The problem is that the public and the current security apparatus are stuck in a 1970s mentality, which assumes that the terrorist plans on walking away from the plane.  A terrorist who wants weapons that he can use against others, but not against himself, is going to be somewhat limited.  That’s why metal detectors, although a pain in the whatsit, were a reasonable and pretty effective response to the hijackings of the 1970s.  The new breed of terrorist, however, has no plans to survive.  If he has to turn his living tissue in a giant bomb, that’s fine with him.  (Showing that art often predicts nature, one of the classic Merrie Melodies cartoons has Bugs Bunny and Daffy Duck competing in a theatrical competition for audience approval.  Daffy, in a desperate bid to win, swallows a huge variety of explosive liquids, followed by a single match.  As his ghost ascends to heaven, he regrets that his wonderful act is limited to only one performance.)
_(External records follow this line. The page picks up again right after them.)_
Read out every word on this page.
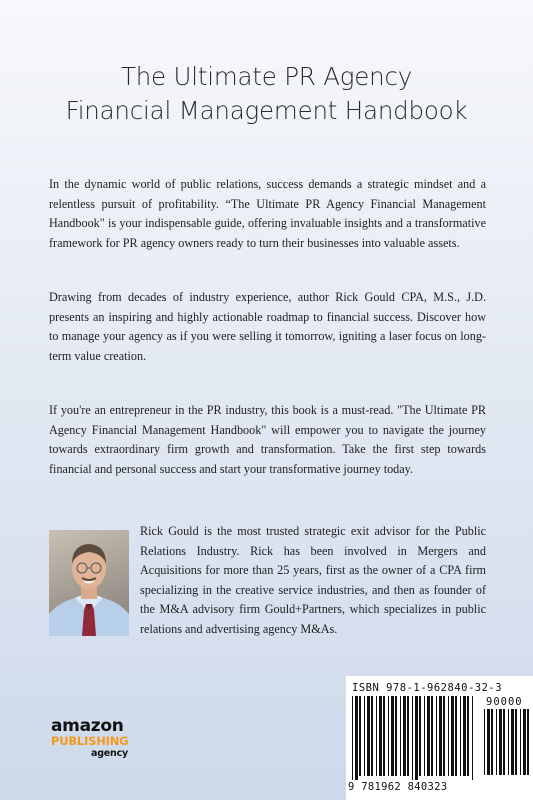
The Ultimate PR Agency
Financial Management Handbook
In the dynamic world of public relations, success demands a strategic mindset and a relentless pursuit of profitability. “The Ultimate PR Agency Financial Management Handbook" is your indispensable guide, offering invaluable insights and a transformative framework for PR agency owners ready to turn their businesses into valuable assets.
Drawing from decades of industry experience, author Rick Gould CPA, M.S., J.D. presents an inspiring and highly actionable roadmap to financial success. Discover how to manage your agency as if you were selling it tomorrow, igniting a laser focus on long-term value creation.
If you're an entrepreneur in the PR industry, this book is a must-read. "The Ultimate PR Agency Financial Management Handbook" will empower you to navigate the journey towards extraordinary firm growth and transformation. Take the first step towards financial and personal success and start your transformative journey today.
Rick Gould is the most trusted strategic exit advisor for the Public Relations Industry. Rick has been involved in Mergers and Acquisitions for more than 25 years, first as the owner of a CPA firm specializing in the creative service industries, and then as founder of the M&A advisory firm Gould+Partners, which specializes in public relations and advertising agency M&As.
amazon
PUBLISHING
agency
ISBN 978-1-962840-32-3
90000
9 781962 840323
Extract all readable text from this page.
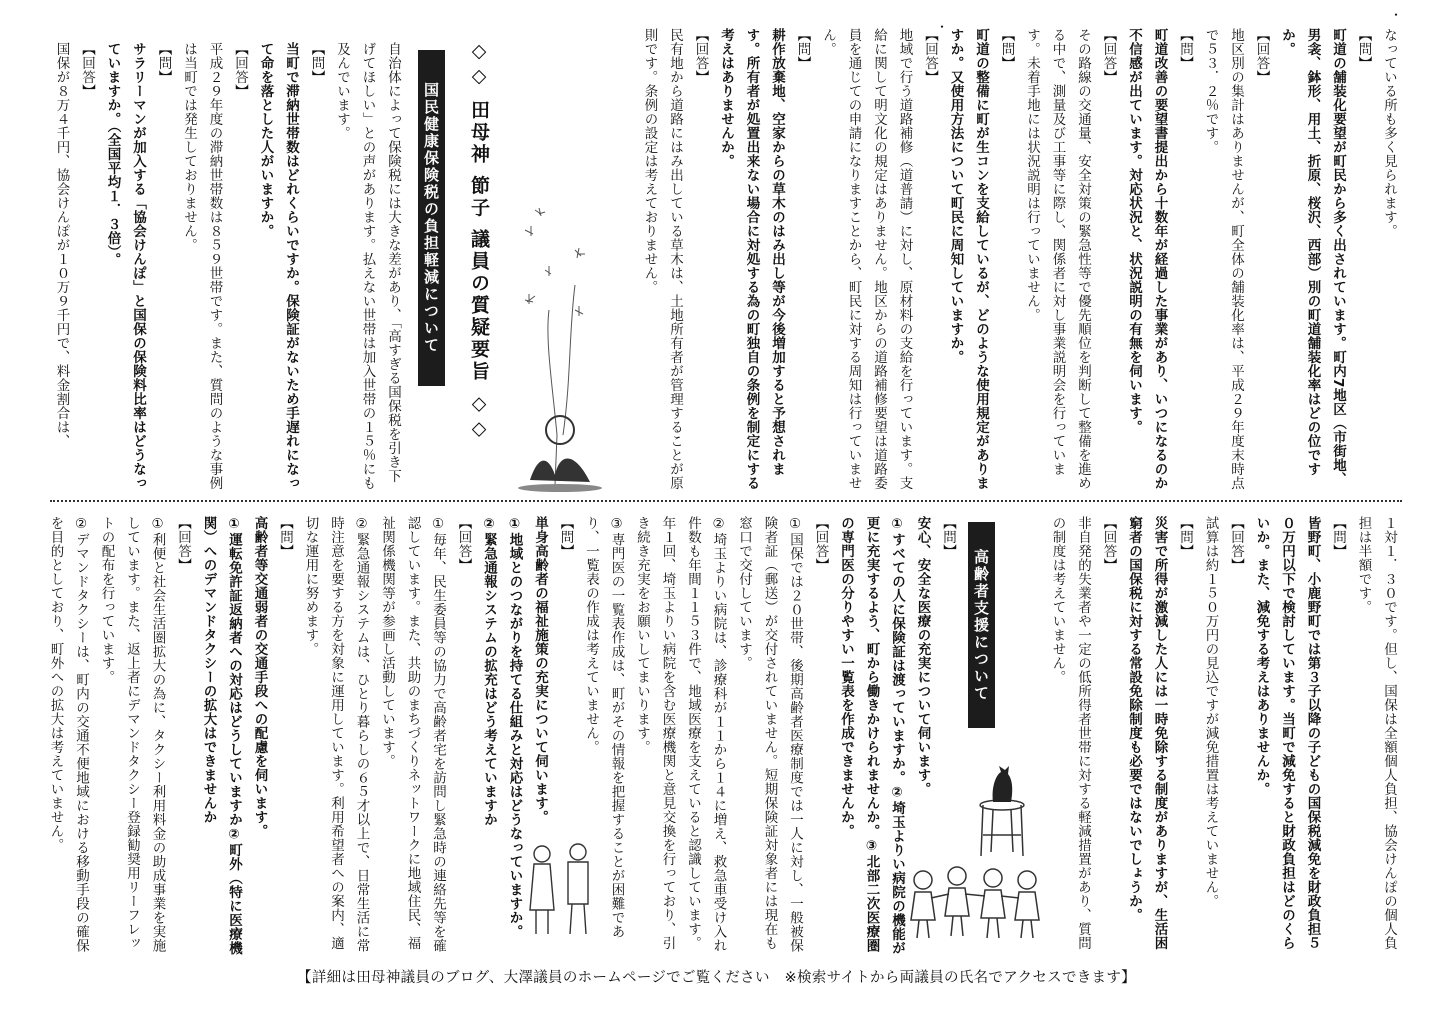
・
・

なっている所も多く見られます。

【問】

町道の舗装化要望が町民から多く出されています。町内7地区（市街地、男衾、鉢形、用土、折原、桜沢、西部）別の町道舗装化率はどの位ですか。

【回答】

地区別の集計はありませんが、町全体の舗装化率は、平成２９年度末時点で５３．２％です。

【問】

町道改善の要望書提出から十数年が経過した事業があり、いつになるのか不信感が出ています。対応状況と、状況説明の有無を伺います。

【回答】

その路線の交通量、安全対策の緊急性等で優先順位を判断して整備を進める中で、測量及び工事等に際し、関係者に対し事業説明会を行っています。未着手地には状況説明は行っていません。

【問】

町道の整備に町が生コンを支給しているが、どのような使用規定がありますか。又使用方法について町民に周知していますか。

【回答】

地域で行う道路補修（道普請）に対し、原材料の支給を行っています。支給に関して明文化の規定はありません。地区からの道路補修要望は道路委員を通じての申請になりますことから、町民に対する周知は行っていません。

【問】

耕作放棄地、空家からの草木のはみ出し等が今後増加すると予想されます。所有者が処置出来ない場合に対処する為の町独自の条例を制定にする考えはありませんか。

【回答】

民有地から道路にはみ出している草木は、土地所有者が管理することが原則です。条例の設定は考えておりません。

◇◇ 田母神 節子 議員の質疑要旨 ◇◇
国民健康保険税の負担軽減について

自治体によって保険税には大きな差があり、「高すぎる国保税を引き下げてほしい」との声があります。払えない世帯は加入世帯の１５％にも及んでいます。

【問】

当町で滞納世帯数はどれくらいですか。保険証がないため手遅れになって命を落とした人がいますか。

【回答】

平成２９年度の滞納世帯数は８５９世帯です。また、質問のような事例は当町では発生しておりません。

【問】

サラリーマンが加入する「協会けんぽ」と国保の保険料比率はどうなっていますか。（全国平均１．３倍）。

【回答】

国保が８万４千円、協会けんぽが１０万９千円で、料金割合は、

１対１．３０です。但し、国保は全額個人負担、協会けんぽの個人負担は半額です。

【問】

皆野町、小鹿野町では第３子以降の子どもの国保税減免を財政負担５０万円以下で検討しています。当町で減免すると財政負担はどのくらいか。また、減免する考えはありませんか。

【回答】

試算は約１５０万円の見込ですが減免措置は考えていません。

【問】

災害で所得が激減した人には一時免除する制度がありますが、生活困窮者の国保税に対する常設免除制度も必要ではないでしょうか。

【回答】

非自発的失業者や一定の低所得者世帯に対する軽減措置があり、質問の制度は考えていません。

高齢者支援について

【問】

安心、安全な医療の充実について伺います。

①すべての人に保険証は渡っていますか。②埼玉よりい病院の機能が更に充実するよう、町から働きかけられませんか。③北部二次医療圏の専門医の分りやすい一覧表を作成できませんか。

【回答】

①国保では２０世帯、後期高齢者医療制度では一人に対し、一般被保険者証（郵送）が交付されていません。短期保険証対象者には現在も窓口で交付しています。

②埼玉よりい病院は、診療科が１１から１４に増え、救急車受け入れ件数も年間１１５３件で、地域医療を支えていると認識しています。年１回、埼玉よりい病院を含む医療機関と意見交換を行っており、引き続き充実をお願いしてまいります。

③専門医の一覧表作成は、町がその情報を把握することが困難であり、一覧表の作成は考えていません。

【問】

単身高齢者の福祉施策の充実について伺います。

①地域とのつながりを持てる仕組みと対応はどうなっていますか。

②緊急通報システムの拡充はどう考えていますか

【回答】

①毎年、民生委員等の協力で高齢者宅を訪問し緊急時の連絡先等を確認しています。また、共助のまちづくりネットワークに地域住民、福祉関係機関等が参画し活動しています。

②緊急通報システムは、ひとり暮らしの６５才以上で、日常生活に常時注意を要する方を対象に運用しています。利用希望者への案内、適切な運用に努めます。

【問】

高齢者等交通弱者の交通手段への配慮を伺います。

①運転免許証返納者への対応はどうしていますか②町外（特に医療機関）へのデマンドタクシーの拡大はできませんか

【回答】

①利便と社会生活圏拡大の為に、タクシー利用料金の助成事業を実施しています。また、返上者にデマンドタクシー登録勧奨用リーフレットの配布を行っています。

②デマンドタクシーは、町内の交通不便地域における移動手段の確保を目的としており、町外への拡大は考えていません。

【詳細は田母神議員のブログ、大澤議員のホームページでご覧ください　※検索サイトから両議員の氏名でアクセスできます】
I have a friend who travels a great deal and is okay with the new security measures, because she is assuming that, despite their being so invasive, they’ll make a positive difference in air safety.   My problem is that I think they’re personally violative and they won’t make a difference.  That is, if I was reasonably convinced of their efficacy, I too might be willing to tolerate the new regs, because I find it unnerving enough to shoot through the sky in a tin can without having to worry further about the tin can taking a man-made dive.  But these searches are band aid measures.  Their very visibility makes certain that the bad guys will simply circumvent them, meaning that we’re all stripped of our sense of privacy, while the bad guys move forward into the future with exciting new ideas for death and destruction.